Low storage space for India’s growing harvest!
Rashi Aditi Ghosh/ZRG
India’s official storage capacity has failed to keep pace with the growth achieved in food grain production during the last six years. As a result a mere one third of food grains produced can currently be officially stored in the country while the food grain production during 2007-8 to 2008-13 grew by 11 per cent.
The deficit in storage has grave implications on the administration of the Food Security Act under which government proposes to give five kilo gram of cereals per person to 67 per cent of the nation`s population at a subsidized rate.
The official storage capacity grew from 1.3 million tonne in 2007-08 to 71.8 million tonne in 2012-13 representing 54 per cent increase. However, despite this growth only about 28 per cent (as of 2012-13) food grains produced can be currently stored by the government in the country.
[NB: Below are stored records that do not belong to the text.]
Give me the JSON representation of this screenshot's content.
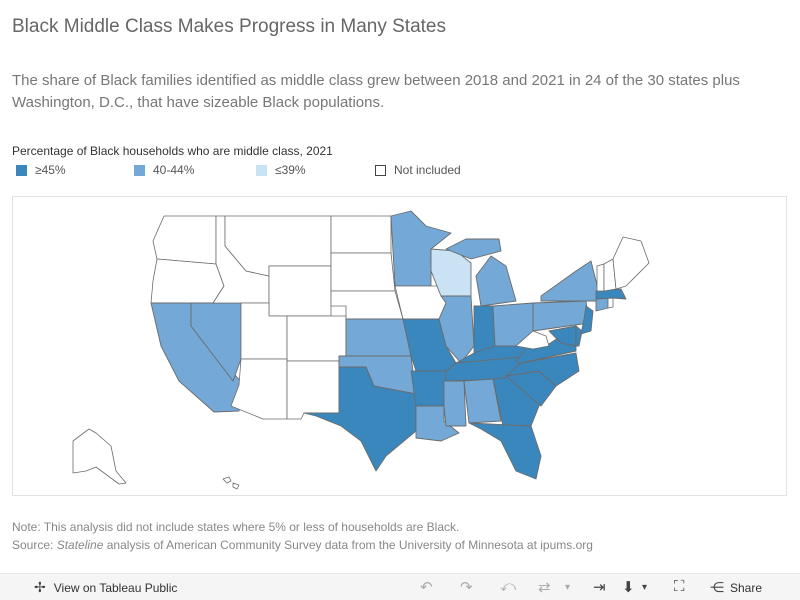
{
  "title": "Black Middle Class Makes Progress in Many States",
  "subtitle": "The share of Black families identified as middle class grew between 2018 and 2021 in 24 of the 30 states plus Washington, D.C., that have sizeable Black populations.",
  "legend": {
    "title": "Percentage of Black households who are middle class, 2021",
    "items": [
      {
        "label": "≥45%",
        "color": "#3a87bd"
      },
      {
        "label": "40-44%",
        "color": "#74a8d6"
      },
      {
        "label": "≤39%",
        "color": "#c9e2f4"
      },
      {
        "label": "Not included",
        "color": "#ffffff"
      }
    ]
  },
  "map": {
    "border_color": "#6b6b6b",
    "states": {
      "high": [
        "MO",
        "IN",
        "AR",
        "TN",
        "KY",
        "VA",
        "NC",
        "SC",
        "GA",
        "FL",
        "TX",
        "MA",
        "NJ",
        "DE",
        "MD",
        "DC"
      ],
      "mid": [
        "CA",
        "NV",
        "KS",
        "OK",
        "LA",
        "MS",
        "AL",
        "IL",
        "MI",
        "OH",
        "PA",
        "NY",
        "CT",
        "MN"
      ],
      "low": [
        "WI"
      ],
      "none": [
        "WA",
        "OR",
        "ID",
        "MT",
        "WY",
        "ND",
        "SD",
        "NE",
        "IA",
        "UT",
        "CO",
        "AZ",
        "NM",
        "AK",
        "HI",
        "ME",
        "NH",
        "VT",
        "RI",
        "WV"
      ]
    }
  },
  "note": {
    "line1": "Note: This analysis did not include states where 5% or less of households are Black.",
    "source_prefix": "Source:",
    "source_italic": "Stateline",
    "source_rest": "analysis of American Community Survey data from the University of Minnesota at ipums.org"
  },
  "toolbar": {
    "view_label": "View on Tableau Public",
    "share_label": "Share"
  }
}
The food grains production in India grew from 230.78 million tonne in 2007-2008 to 255.36 million tonne in 2012-2013. The procurement on the basis of production of Wheat, Rice and coarse grains was recorded at 40 per cent, 33 per cent and .19 per cent respectively during 2012-2013.
Highlighting the inadequate crop related infrastructure in the country, National Advisory Council member (NAC) Dr. Naresh C Saxena says, “Every year millions of procured food grains get damaged because India severely lacks adequate storage and relieving facilities.”
The government is seized of the issue and has mounted efforts to upgrade the storage infrastructure. The storage capacity at 28.12 per cent of total food grains produced in 2012-2013 is actually the highest during last six years.
Food Corporation of India’s (FCI), which is the nodal agency for management of food grains procured, inefficiency in building the requisite infrastructure hasn’t escaped the attention of global agencies like the World Bank. Identifying the procurement policy as the main culprit for the damage of food grains, the World Bank said in a statement, “The FCI’s inefficiencies not only lead to high losses of the grains it handles but they also drive up the costs of food handling. Comparisons show that the FCI’s handling and storage costs are significantly higher than those of the private sector. The increase in procurement has led to a significant increase in the fiscal costs of the system.”
Dr Saxena at NAC suggests a change of approach to improve the crop management system in India. “To curb down the wastage of food grains, it is important to establish better contact between the farmer and the consumers,” he adds.